Why is the exemption rarely used? Several factors serve to make offerings under Regulation A relatively complex and costly, and thus less practical than alternative exemptions. First and foremost, many companies find the filing and disclosure requirements cost prohibitive in light of the amount of capital that can be raised. A company must file an offering statement for review with the Securities and Exchange Commission. The offering statement includes an “offering circular” for prospective investors that is similar to a prospectus, albeit not quite as extensive. In addition, the regulation does not pre-empt state securities laws. Offerings under Regulation A may involve substantive compliance with securities laws of multiple states, rather than just the notice filings required with offerings under Rule 506 of Regulation D. Consequently, as the Securities and Exchange Commission notes in its rule proposal, there were only eight offerings under Regulation A in 2012, a very small number compared with the approximately 7,700 offerings under Regulation D that were eligible for Regulation A based upon transaction size.

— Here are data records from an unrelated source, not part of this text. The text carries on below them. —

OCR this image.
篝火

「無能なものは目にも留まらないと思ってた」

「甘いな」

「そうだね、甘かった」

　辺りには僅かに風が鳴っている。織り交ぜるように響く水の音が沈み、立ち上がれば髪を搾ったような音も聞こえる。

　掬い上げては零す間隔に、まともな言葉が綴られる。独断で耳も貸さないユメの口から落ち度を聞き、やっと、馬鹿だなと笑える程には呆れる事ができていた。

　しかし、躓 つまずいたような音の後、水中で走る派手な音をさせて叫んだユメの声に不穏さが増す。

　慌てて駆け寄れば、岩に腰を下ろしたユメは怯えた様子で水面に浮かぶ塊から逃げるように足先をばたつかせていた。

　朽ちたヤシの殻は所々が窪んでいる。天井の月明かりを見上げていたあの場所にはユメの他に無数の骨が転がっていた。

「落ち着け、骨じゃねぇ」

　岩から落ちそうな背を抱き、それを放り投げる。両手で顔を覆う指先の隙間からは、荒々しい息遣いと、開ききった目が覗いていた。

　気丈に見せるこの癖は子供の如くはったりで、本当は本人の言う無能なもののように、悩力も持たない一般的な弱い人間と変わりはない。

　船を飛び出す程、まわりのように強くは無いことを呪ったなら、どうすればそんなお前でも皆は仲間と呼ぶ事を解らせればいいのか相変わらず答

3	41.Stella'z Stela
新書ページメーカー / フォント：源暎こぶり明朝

As mentioned above, the JOBS Act mandates an expansion and update of Regulation A in order to make it more useful to small companies. Most notably, the size of permitted offerings will increase to $50 million. The rule changes proposed by the Securities and Exchange Commission achieve the mandated increase in size by creating two tiers of offerings: a Tier 1 for offerings up to $5 million and a Tier 2 for offerings up to $50 million. Tier 2 offerings will have enhanced reporting requirements, including annual reports, semiannual reports, and current event updates similar to requirements for public companies. Also, the offering circular must include audited financial statements. Due to these reporting requirements, as well as other investor protections provided by the regulation, state securities laws will be preempted for Tier 2 offerings.

Will more companies utilize Regulation A as a result of the changes? Currently, there appears to be no consensus as to whether it represents a viable alternative to Regulation D or other exemptions, even with the increased size and preemption of state securities laws for Tier 2 offerings. It remains to be seen if companies will find the exemption worthwhile given the filing and disclosure requirements. As a side note, the updates to Regulation A are still working their way through the administrative rulemaking process and the regulation as currently proposed is subject to change.